My clay-rich Pennsylvania subsoil provided the primary building material
In Hoboken, my home for over 50 years, you only need to walk a few blocks to find a pizzeria, yet I rarely bought a slice, let alone a whole pie. I have a second home in rural Pennsylvania and a year ago, I built an earth oven behind my farmhouse. My homemade pizza baked in the wood-fired oven is something altogether different from your pizzeria pizza. The crust is thin and covered with a sauce made from homegrown tomatoes and fresh Hoboken mutz. The hardwood embers as well as the locally sourced bread flour impart an exceptional flavor.
My 50-acre property is mostly woodlands, so there is no shortage of firewood. It takes about an hour for the oven chamber to absorb and hold the heat of the fire. After pushing the embers to the back and sides of the chamber, I wait for the floor temperature to drop to 750 degrees fahrenheit before sliding the pizza in. It only takes a few minutes for the high heat to cook the pizza and produce a crisp crust.
As the temperature continues to drop, other foods follow: 500 degrees for baking the bread, followed by roasted tomatoes, squash, beets or potatoes — all from the garden. Several hours later, a 200-degree oven is good for drying tomatoes or herbs. The entire cooking cycle can last five or more hours.
The oven produces three kinds of heat. There is radiant heat emanating from walls and floor of the inner chamber, conductive heat transferred from direct contact with the floor and convective heat, the hot air circulating around the chamber. These combined forces allow for even cooking, enhanced flavors and crispy bread and pizza crusts.
Repeated firings have improved my ability to effectively use this primitive oven and gain the skills necessary for making pizza and baking bread. Watching videos of The Wood Fired Oven Chef demonstrate the endless possibilities that lie ahead.
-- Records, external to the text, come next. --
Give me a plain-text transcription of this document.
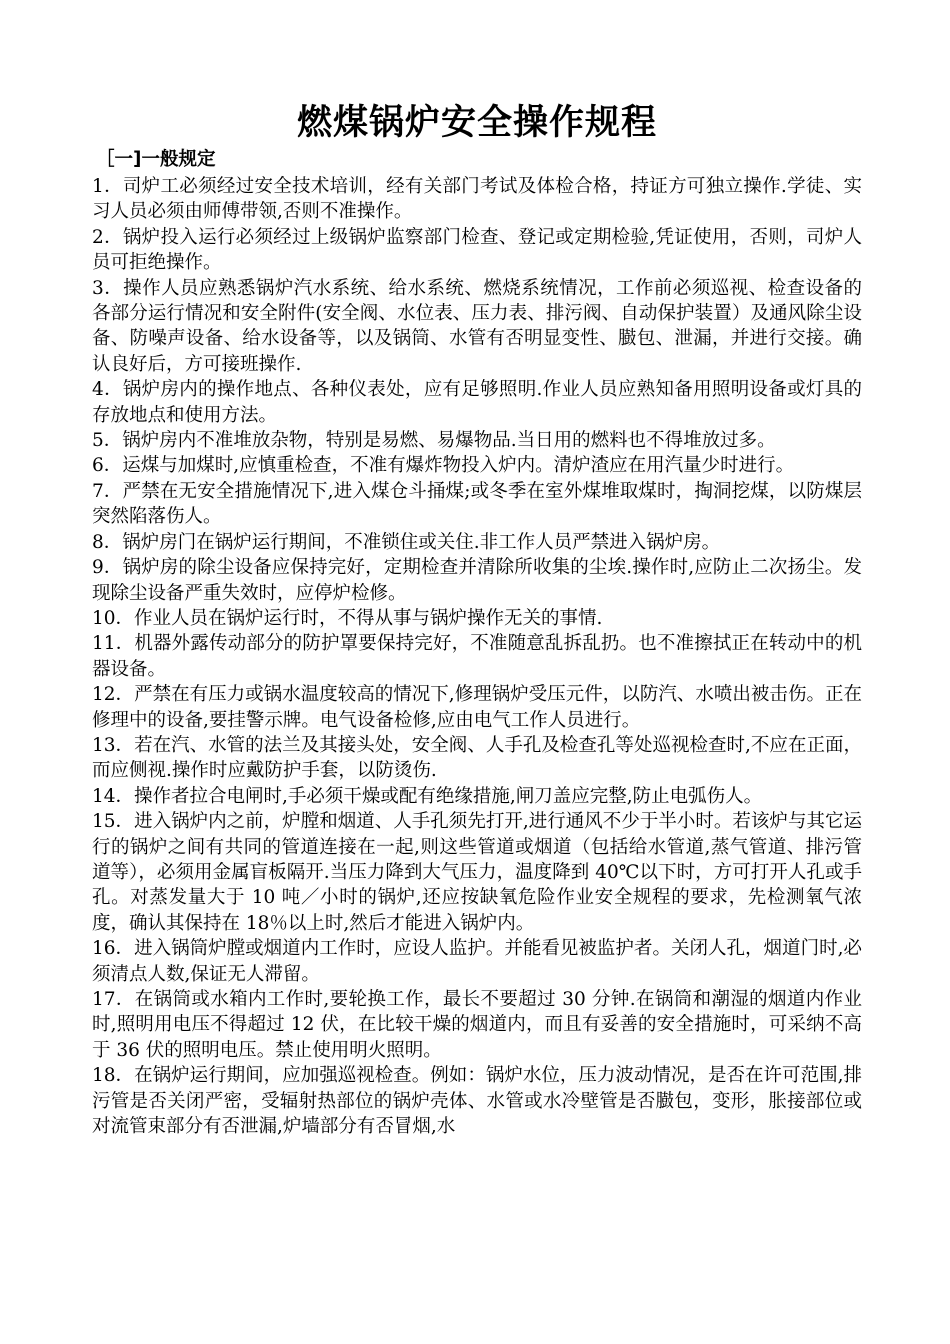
燃煤锅炉安全操作规程
［一]一般规定

1．司炉工必须经过安全技术培训，经有关部门考试及体检合格，持证方可独立操作.学徒、实习人员必须由师傅带领,否则不准操作。

2．锅炉投入运行必须经过上级锅炉监察部门检查、登记或定期检验,凭证使用，否则，司炉人员可拒绝操作。

3．操作人员应熟悉锅炉汽水系统、给水系统、燃烧系统情况，工作前必须巡视、检查设备的各部分运行情况和安全附件(安全阀、水位表、压力表、排污阀、自动保护装置）及通风除尘设备、防噪声设备、给水设备等，以及锅筒、水管有否明显变性、臌包、泄漏，并进行交接。确认良好后，方可接班操作.

4．锅炉房内的操作地点、各种仪表处，应有足够照明.作业人员应熟知备用照明设备或灯具的存放地点和使用方法。

5．锅炉房内不准堆放杂物，特别是易燃、易爆物品.当日用的燃料也不得堆放过多。

6．运煤与加煤时,应慎重检查，不准有爆炸物投入炉内。清炉渣应在用汽量少时进行。

7．严禁在无安全措施情况下,进入煤仓斗捅煤;或冬季在室外煤堆取煤时，掏洞挖煤，以防煤层突然陷落伤人。

8．锅炉房门在锅炉运行期间，不准锁住或关住.非工作人员严禁进入锅炉房。

9．锅炉房的除尘设备应保持完好，定期检查并清除所收集的尘埃.操作时,应防止二次扬尘。发现除尘设备严重失效时，应停炉检修。

10．作业人员在锅炉运行时，不得从事与锅炉操作无关的事情.

11．机器外露传动部分的防护罩要保持完好，不准随意乱拆乱扔。也不准擦拭正在转动中的机器设备。

12．严禁在有压力或锅水温度较高的情况下,修理锅炉受压元件，以防汽、水喷出被击伤。正在修理中的设备,要挂警示牌。电气设备检修,应由电气工作人员进行。

13．若在汽、水管的法兰及其接头处，安全阀、人手孔及检查孔等处巡视检查时,不应在正面，而应侧视.操作时应戴防护手套，以防烫伤.

14．操作者拉合电闸时,手必须干燥或配有绝缘措施,闸刀盖应完整,防止电弧伤人。

15．进入锅炉内之前，炉膛和烟道、人手孔须先打开,进行通风不少于半小时。若该炉与其它运行的锅炉之间有共同的管道连接在一起,则这些管道或烟道（包括给水管道,蒸气管道、排污管道等），必须用金属盲板隔开.当压力降到大气压力，温度降到 40℃以下时，方可打开人孔或手孔。对蒸发量大于 10 吨／小时的锅炉,还应按缺氧危险作业安全规程的要求，先检测氧气浓度，确认其保持在 18％以上时,然后才能进入锅炉内。

16．进入锅筒炉膛或烟道内工作时，应设人监护。并能看见被监护者。关闭人孔，烟道门时,必须清点人数,保证无人滞留。

17．在锅筒或水箱内工作时,要轮换工作，最长不要超过 30 分钟.在锅筒和潮湿的烟道内作业时,照明用电压不得超过 12 伏，在比较干燥的烟道内，而且有妥善的安全措施时，可采纳不高于 36 伏的照明电压。禁止使用明火照明。

18．在锅炉运行期间，应加强巡视检查。例如：锅炉水位，压力波动情况，是否在许可范围,排污管是否关闭严密，受辐射热部位的锅炉壳体、水管或水冷壁管是否臌包，变形，胀接部位或对流管束部分有否泄漏,炉墙部分有否冒烟,水
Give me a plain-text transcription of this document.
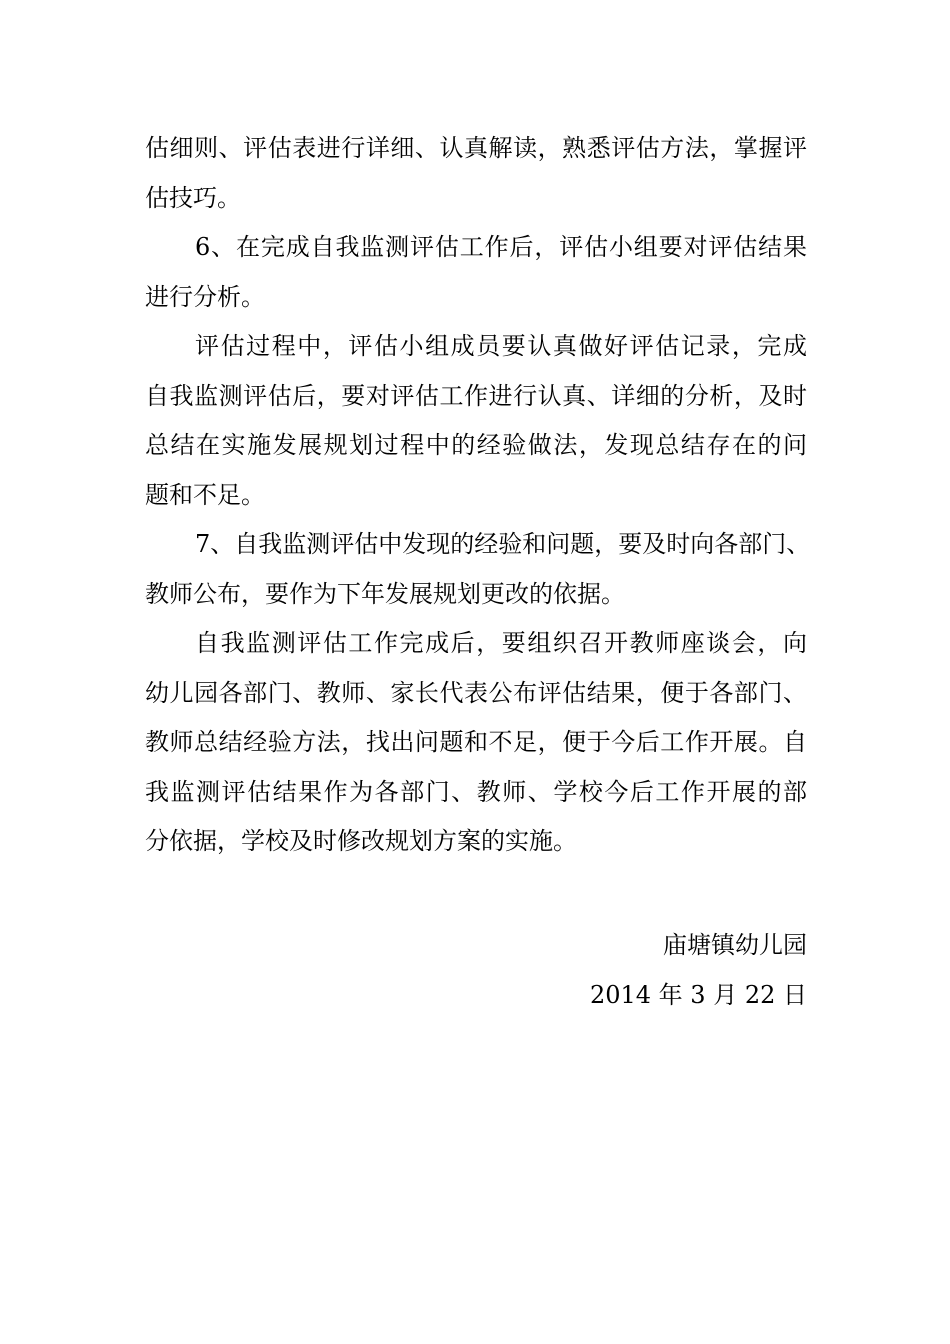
估细则、评估表进行详细、认真解读，熟悉评估方法，掌握评
估技巧。
6、在完成自我监测评估工作后，评估小组要对评估结果
进行分析。
评估过程中，评估小组成员要认真做好评估记录，完成
自我监测评估后，要对评估工作进行认真、详细的分析，及时
总结在实施发展规划过程中的经验做法，发现总结存在的问
题和不足。
7、自我监测评估中发现的经验和问题，要及时向各部门、
教师公布，要作为下年发展规划更改的依据。
自我监测评估工作完成后，要组织召开教师座谈会，向
幼儿园各部门、教师、家长代表公布评估结果，便于各部门、
教师总结经验方法，找出问题和不足，便于今后工作开展。自
我监测评估结果作为各部门、教师、学校今后工作开展的部
分依据，学校及时修改规划方案的实施。
庙塘镇幼儿园
2014 年 3 月 22 日
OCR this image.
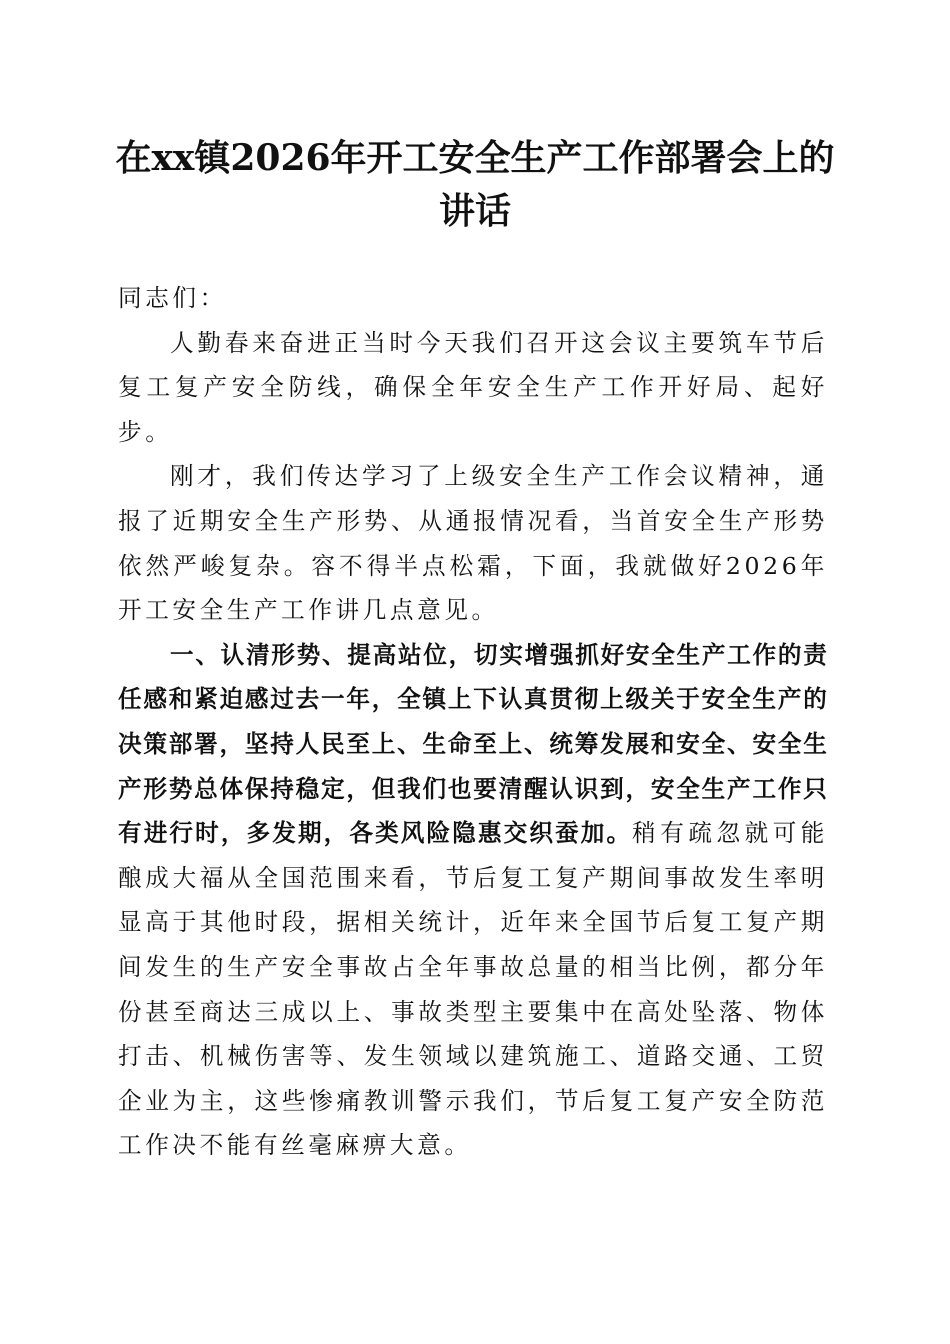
在xx镇2026年开工安全生产工作部署会上的
讲话

同志们：

人勤春来奋进正当时今天我们召开这会议主要筑车节后复工复产安全防线，确保全年安全生产工作开好局、起好步。

刚才，我们传达学习了上级安全生产工作会议精神，通报了近期安全生产形势、从通报情况看，当首安全生产形势依然严峻复杂。容不得半点松霜，下面，我就做好2026年开工安全生产工作讲几点意见。

一、认清形势、提高站位，切实增强抓好安全生产工作的责任感和紧迫感过去一年，全镇上下认真贯彻上级关于安全生产的决策部署，坚持人民至上、生命至上、统筹发展和安全、安全生产形势总体保持稳定，但我们也要清醒认识到，安全生产工作只有进行时，多发期，各类风险隐惠交织蚕加。稍有疏忽就可能酿成大福从全国范围来看，节后复工复产期间事故发生率明显高于其他时段，据相关统计，近年来全国节后复工复产期间发生的生产安全事故占全年事故总量的相当比例，都分年份甚至商达三成以上、事故类型主要集中在高处坠落、物体打击、机械伤害等、发生领域以建筑施工、道路交通、工贸企业为主，这些惨痛教训警示我们，节后复工复产安全防范工作决不能有丝毫麻痹大意。
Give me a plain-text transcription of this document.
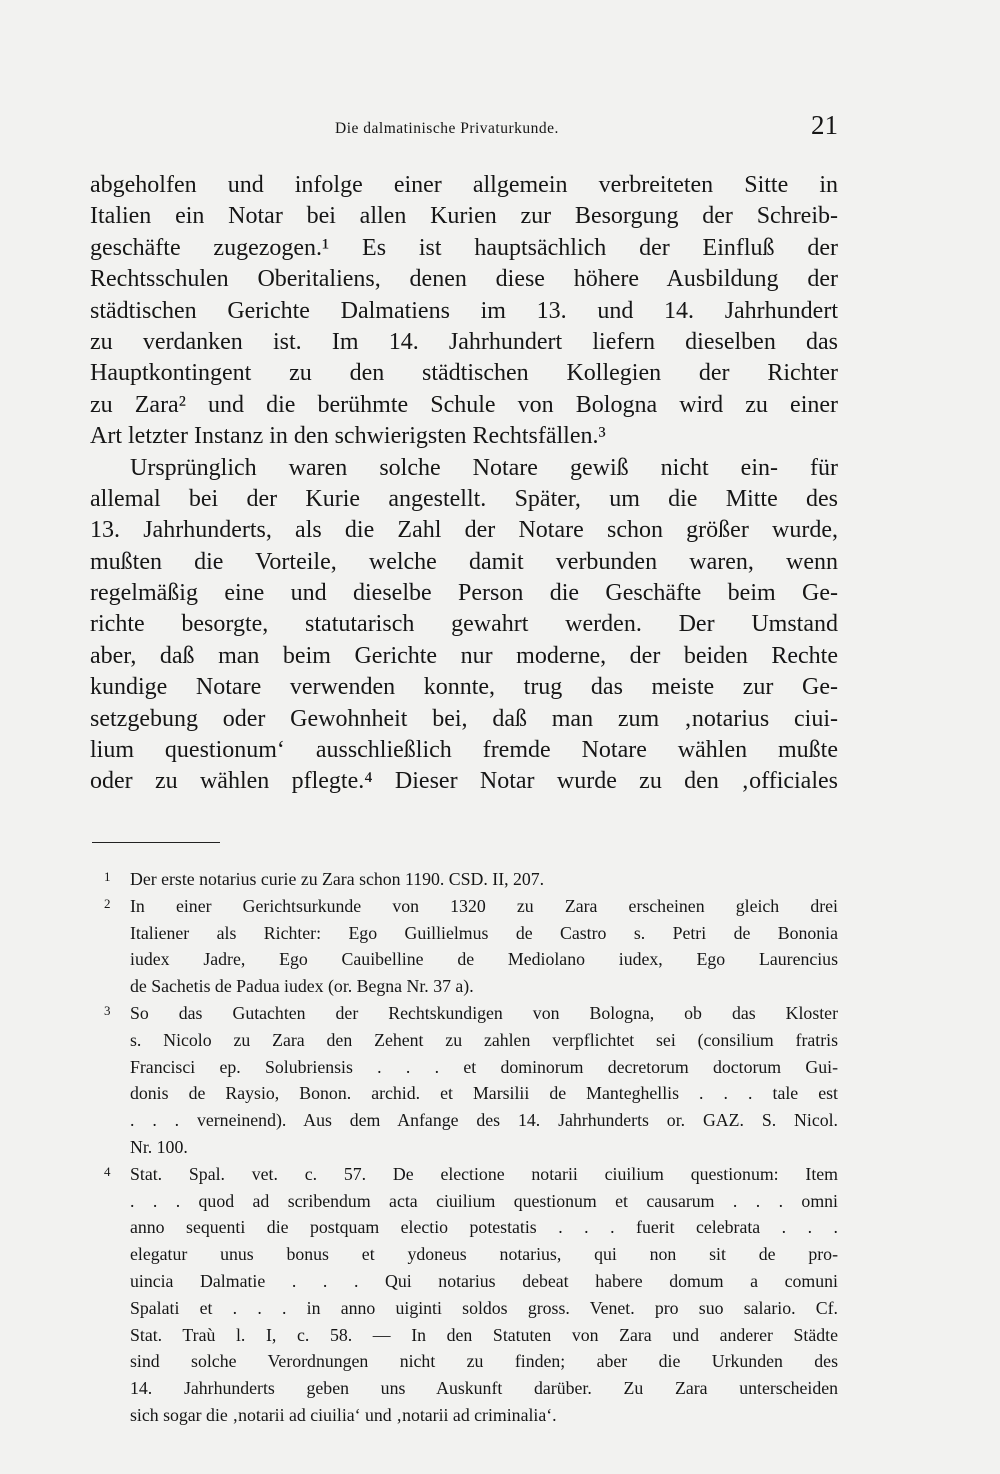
Die dalmatinische Privaturkunde.	21
abgeholfen und infolge einer allgemein verbreiteten Sitte in
Italien ein Notar bei allen Kurien zur Besorgung der Schreib-
geschäfte zugezogen.¹ Es ist hauptsächlich der Einfluß der
Rechtsschulen Oberitaliens, denen diese höhere Ausbildung der
städtischen Gerichte Dalmatiens im 13. und 14. Jahrhundert
zu verdanken ist. Im 14. Jahrhundert liefern dieselben das
Hauptkontingent zu den städtischen Kollegien der Richter
zu Zara² und die berühmte Schule von Bologna wird zu einer
Art letzter Instanz in den schwierigsten Rechtsfällen.³
Ursprünglich waren solche Notare gewiß nicht ein- für
allemal bei der Kurie angestellt. Später, um die Mitte des
13. Jahrhunderts, als die Zahl der Notare schon größer wurde,
mußten die Vorteile, welche damit verbunden waren, wenn
regelmäßig eine und dieselbe Person die Geschäfte beim Ge-
richte besorgte, statutarisch gewahrt werden. Der Umstand
aber, daß man beim Gerichte nur moderne, der beiden Rechte
kundige Notare verwenden konnte, trug das meiste zur Ge-
setzgebung oder Gewohnheit bei, daß man zum ‚notarius ciui-
lium questionum‘ ausschließlich fremde Notare wählen mußte
oder zu wählen pflegte.⁴ Dieser Notar wurde zu den ‚officiales
1	Der erste notarius curie zu Zara schon 1190. CSD. II, 207.
2	In einer Gerichtsurkunde von 1320 zu Zara erscheinen gleich drei
Italiener als Richter: Ego Guillielmus de Castro s. Petri de Bononia
iudex Jadre, Ego Cauibelline de Mediolano iudex, Ego Laurencius
de Sachetis de Padua iudex (or. Begna Nr. 37 a).
3	So das Gutachten der Rechtskundigen von Bologna, ob das Kloster
s. Nicolo zu Zara den Zehent zu zahlen verpflichtet sei (consilium fratris
Francisci ep. Solubriensis . . . et dominorum decretorum doctorum Gui-
donis de Raysio, Bonon. archid. et Marsilii de Manteghellis . . . tale est
. . . verneinend). Aus dem Anfange des 14. Jahrhunderts or. GAZ. S. Nicol.
Nr. 100.
4	Stat. Spal. vet. c. 57. De electione notarii ciuilium questionum: Item
. . . quod ad scribendum acta ciuilium questionum et causarum . . . omni
anno sequenti die postquam electio potestatis . . . fuerit celebrata . . .
elegatur unus bonus et ydoneus notarius, qui non sit de pro-
uincia Dalmatie . . . Qui notarius debeat habere domum a comuni
Spalati et . . . in anno uiginti soldos gross. Venet. pro suo salario. Cf.
Stat. Traù l. I, c. 58. — In den Statuten von Zara und anderer Städte
sind solche Verordnungen nicht zu finden; aber die Urkunden des
14. Jahrhunderts geben uns Auskunft darüber. Zu Zara unterscheiden
sich sogar die ‚notarii ad ciuilia‘ und ‚notarii ad criminalia‘.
The primary building material for this dome-shaped oven was my subsoil which is full of red clay. Add sand & water and you get a mud mixture for the thermal layer, about 3 inches thick that, in addition to the firebrick floor, will absorb the heat of the fire. For the outer layer, about 4 inches thick, perlite or vermiculite is added to the screened earth to form the insulating layer to hold in the heat. The final layer is about a half inch of plaster made of screened clay and fine sand. This exterior coat produces a finished, smooth exterior.
My first attempts at building an outdoor oven ended in failure. So last summer, when an earth oven workshop was held across the Delaware River in Callicoon, New York, I signed up. Subsequently, I read the classic book, Build Your Own Earth Oven by Kiko Denzer. After gathering the necessary materials, I began building my oven on a previously constructed concrete base.
For a time, I was a potter and tilemaker, so I knew about working with clay and building kilns. I also had a supply of firebricks for the floor and the arched doorway. Since the base had been built several years earlier, building the earth oven was completed in just a day’s time.
Archaeologists have discovered earth ovens from prehistoric times. The earliest ovens were pits lined with heated stones. Today, there are cultures around the world using communal earth ovens for baking bread. The revival of these ovens today enables us to tap into ancient traditions of cooking and gain an appreciation for how good pizza should taste.